Помимо всех деяний на самом высоком международном уровне, герцогине, вернее, ее доверенным стряпчим, пришлось заниматься делами весьма прозаическими. Мари всегда вела более чем расточительный образ жизни, подобно всем французским дворянам, опутанным долгами, и в один прекрасный день обнаружила, что у нее нет денег на покрытие самых насущных расходов. Она обратилась к мужу, но Клод, весь в долгу как в шелку, даже был вынужден продать пасынку, сыну Мари от де Люиня, свою должность главного сокольничего. Тем не менее он не отказался от своих экстравагантных вкусов выезжать в карете, колер которой сочетался с цветом его камзола. Не получив средств от Клода, герцогиня возбудила в суде иск о разделе имущества, требуя от мужа погашения ее долгов в полмиллиона ливров, оплаты содержания двух особняков, по сто тысяч ливров на каждый, средств на воспитание их дочерей в аббатстве Жуар и возвращения в свою собственность парижского особняка де Шеврёзов. В свое время Мари продала это строение, доставшееся ей в наследство от де Люиня, Клоду за триста тысяч ливров, но никаких денег не получила.
В конце концов, герцогиня выиграла этот процесс при помощи королевы. Мужа обязали выплатить жене пятьсот тысяч ливров, содержание дочерей определили в восемь тысяч каждой, Мари получила в свое владение парижский особняк, но должна была возместить мужу стоимость проведенного там роскошного ремонта и перестройки. Поскольку Клод сам был по уши в долгах, она мало что выиграла от успешного исхода дела в свою пользу.
Местное общество Тура приняло изгнанницу не без опаски, ибо ее репутация распутницы и мятежницы распространилась в провинции еще задолго до ее прибытия. Мари охотилась, принимала визитеров, несомненно скучала в этом узком мирке, ограниченном исключительно мелкими интересами провинциального дворянства. От окончательного отупения ее спасала подпольная деятельность да дружба с человеком высокого ума и литературного дарования, герцогом Франсуа де Ларошфуко (1613–1680), автором знаменитых «Максимов». В 1635 году этот блестящий придворный, отличившийся в итальянской кампании, был отправлен в изгнание в провинцию по причине слишком вольных речей и опасной близости к Анне Австрийской. Вот что он сам писал об этом периоде: «Мадам де Шеврёз была тогда сослана в Тур… Королева благосклонно отозвалась ей обо мне; она пожелала видеть меня, и между нами тотчас же завязалась тесная дружба. Эта дружба была тем более счастливой для меня, что она была таковой для всех тех, кто состоял в ней: я пребывал между королевой и мадам де Шеврёз. Мне не дозволяли появляться при дворе, но разрешали иметь сношения с армией, и, в поездках туда и обратно, то одна, то другая часто доверяли мне опасные задания».

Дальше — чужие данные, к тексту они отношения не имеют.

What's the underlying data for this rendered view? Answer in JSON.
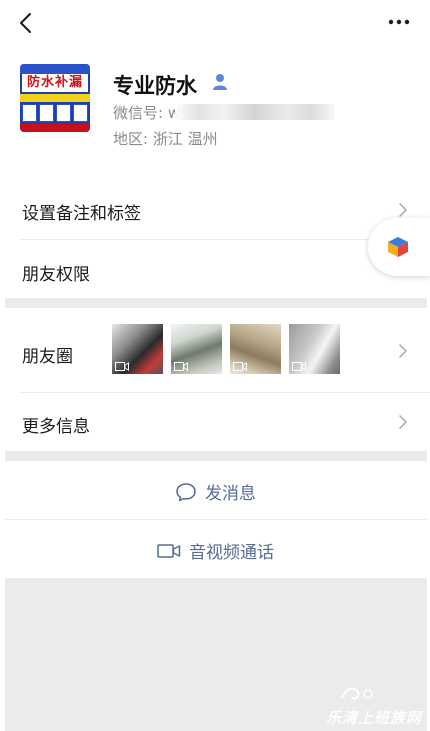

Был ли де Ларошфуко ее любовником? Историки считают вероятность этого очень высокой. Он был на тринадцать лет моложе, но Мари незаметно перешла в тот возраст, когда дамы начинают бросать вожделенные взгляды на приятелей своих старших сыновей. Конечно, ссыльный герцог был в полном курсе планов по устранению де Ришелье или даже короля, замышлять подобные планы и прилагать все усилия к их свершению для герцогини де Шеврёз было делом обычным. В Кузьер вновь зачастили англичане, уже известный нам Монтегю с молодым помощником Крафтом, который немедленно влюбился в Мари.
На сей раз одной из зачинщиц нового заговора стала Генриэтта-Мария, супруга английского короля Карла I. Речь шла, как обычно, об объединении усилий внутренних и внешних врагов кардинала де Ришелье. Но эти враги были слабы: Мария Медичи в Генте, кучка эмигрантов в Брюсселе, вынужденных просить милостыню на пропитание у наместника Испании в Нидерландах, инфанта Филиппа, брата короля Филиппа IV и Анны Австрийской; королева Генриэтта-Мария, католичка в протестантской Англии, и Гастон Орлеанский, предающий всех и вся, лишь бы самому выйти сухим из воды. В 1634 году он возвратился во Францию и помирился с Людовиком. В следующем году по приказу де Ришелье был арестован основной фаворит Гастона и основательно почищено его окружение, чьи непомерные амбиции постоянно толкали брата короля на противоправные действия. В феврале 1637 года Гастон заключил окончательный мир с Людовиком, естественно, все эти изъявления родственной преданности обходились французской казне в немалые суммы.